Building an app (if you do a good one) is a pretty cheap way to startup with low up-front costs.
posted by The_Vegetables at 8:05 AM on October 16, 2020


Came in to recommend Ramit Sethi's courses, as well as the book Rework, which is by Basecamp's founders who bootstrapped their software business.
posted by chiefthe at 10:22 AM on October 16, 2020


Best answer: A start-up is not a business, it is a structure or stage for the business. The risks and capital needed depend so much on the particular area where you are competing. In finance, is this something that you can sell as an app to consumers? Or small businesses? Or Fortune 500 business? Or banks themselves?

Each has a different profile for what it takes to market and then support the product - advertising? a dedicated sales? And what kind of customer support is required? An email when you get around to it? A 8-5 workday text/email support? A 24/7 hotline?

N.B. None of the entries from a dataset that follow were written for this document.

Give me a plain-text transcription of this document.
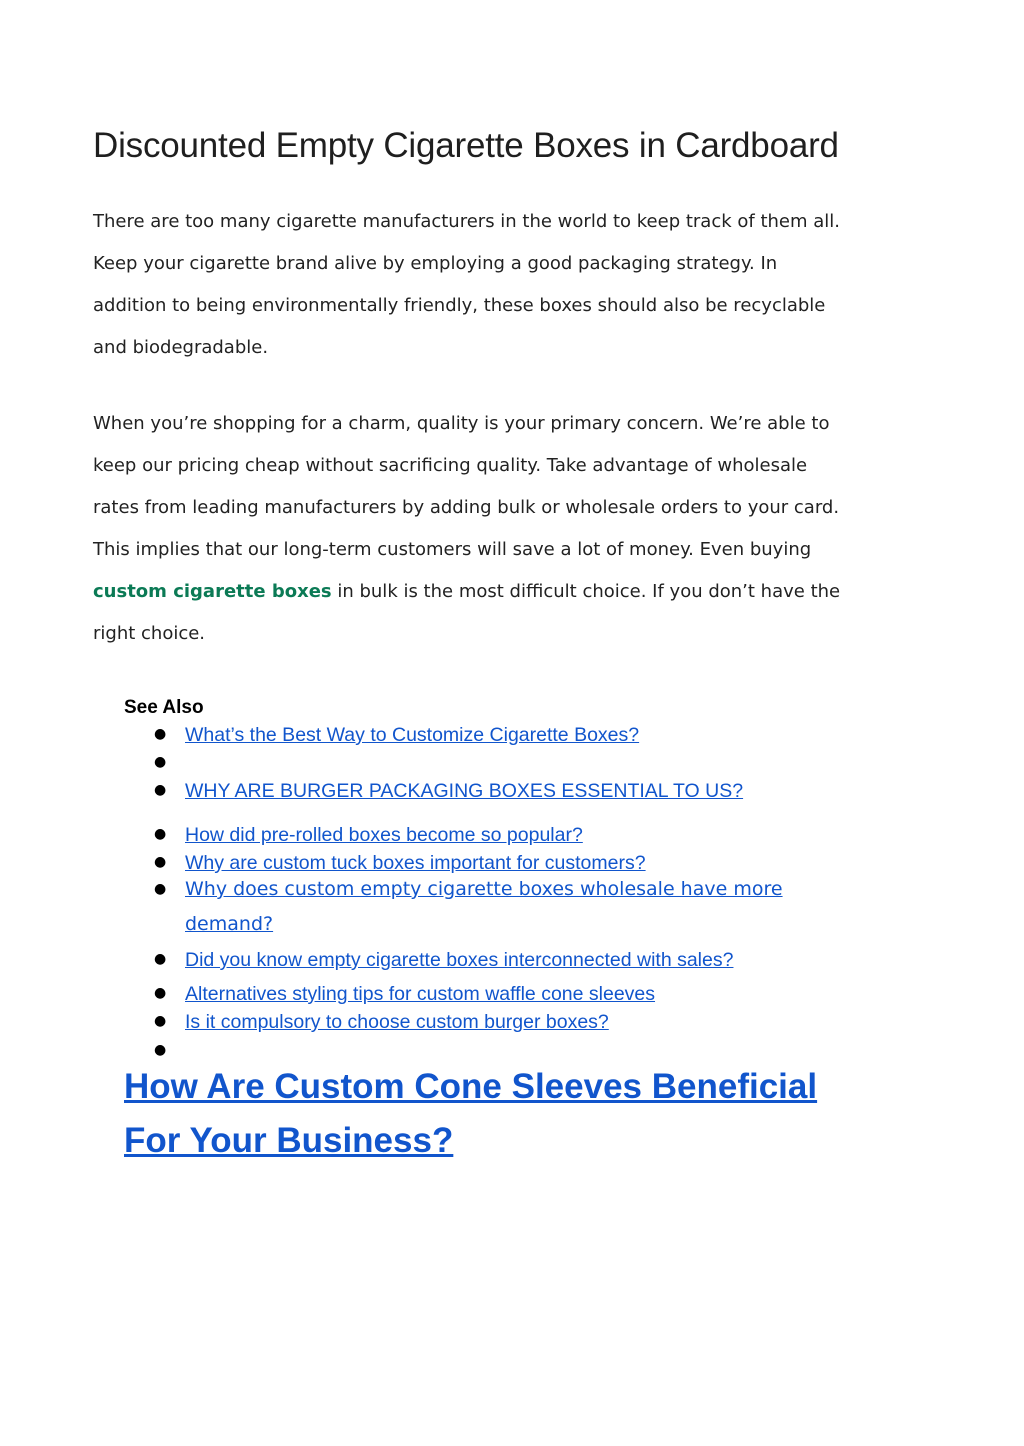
Discounted Empty Cigarette Boxes in Cardboard

There are too many cigarette manufacturers in the world to keep track of them all.
Keep your cigarette brand alive by employing a good packaging strategy. In
addition to being environmentally friendly, these boxes should also be recyclable
and biodegradable.

When you’re shopping for a charm, quality is your primary concern. We’re able to
keep our pricing cheap without sacrificing quality. Take advantage of wholesale
rates from leading manufacturers by adding bulk or wholesale orders to your card.
This implies that our long-term customers will save a lot of money. Even buying
custom cigarette boxes in bulk is the most difficult choice. If you don’t have the
right choice.

See Also
● What’s the Best Way to Customize Cigarette Boxes?
●
● WHY ARE BURGER PACKAGING BOXES ESSENTIAL TO US?
● How did pre-rolled boxes become so popular?
● Why are custom tuck boxes important for customers?
● Why does custom empty cigarette boxes wholesale have more demand?
● Did you know empty cigarette boxes interconnected with sales?
● Alternatives styling tips for custom waffle cone sleeves
● Is it compulsory to choose custom burger boxes?
●
How Are Custom Cone Sleeves Beneficial
For Your Business?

Similarly, what happens if there is a bug and what does that mean for your quality control and beta test needs?

Some of this feeds into the question of how much investment do you need to make before you have sales - in terms of hiring people and facilities, in terms of regulator approvals, in terms of developing all of the support structure your product needs (marketing materials, user doc and training materials, customer service, maybe packaging and manufacturing) as well as product development.

You also need to a reality check about a customer is willing to pay for a product, what you actually receive (do you pay 30% to an app store) and the money you need to make to be viable (recognizing that it is so very hard to guess what sales might be) Then check that price in terms of the value proposition for the customer - taking into account both the next best alternative and the risk of buying from an unproven company.

What I'm really saying is that you need to do some real thinking about your business plan before you can understand the risk that you are taking on for the particular product you have in mind.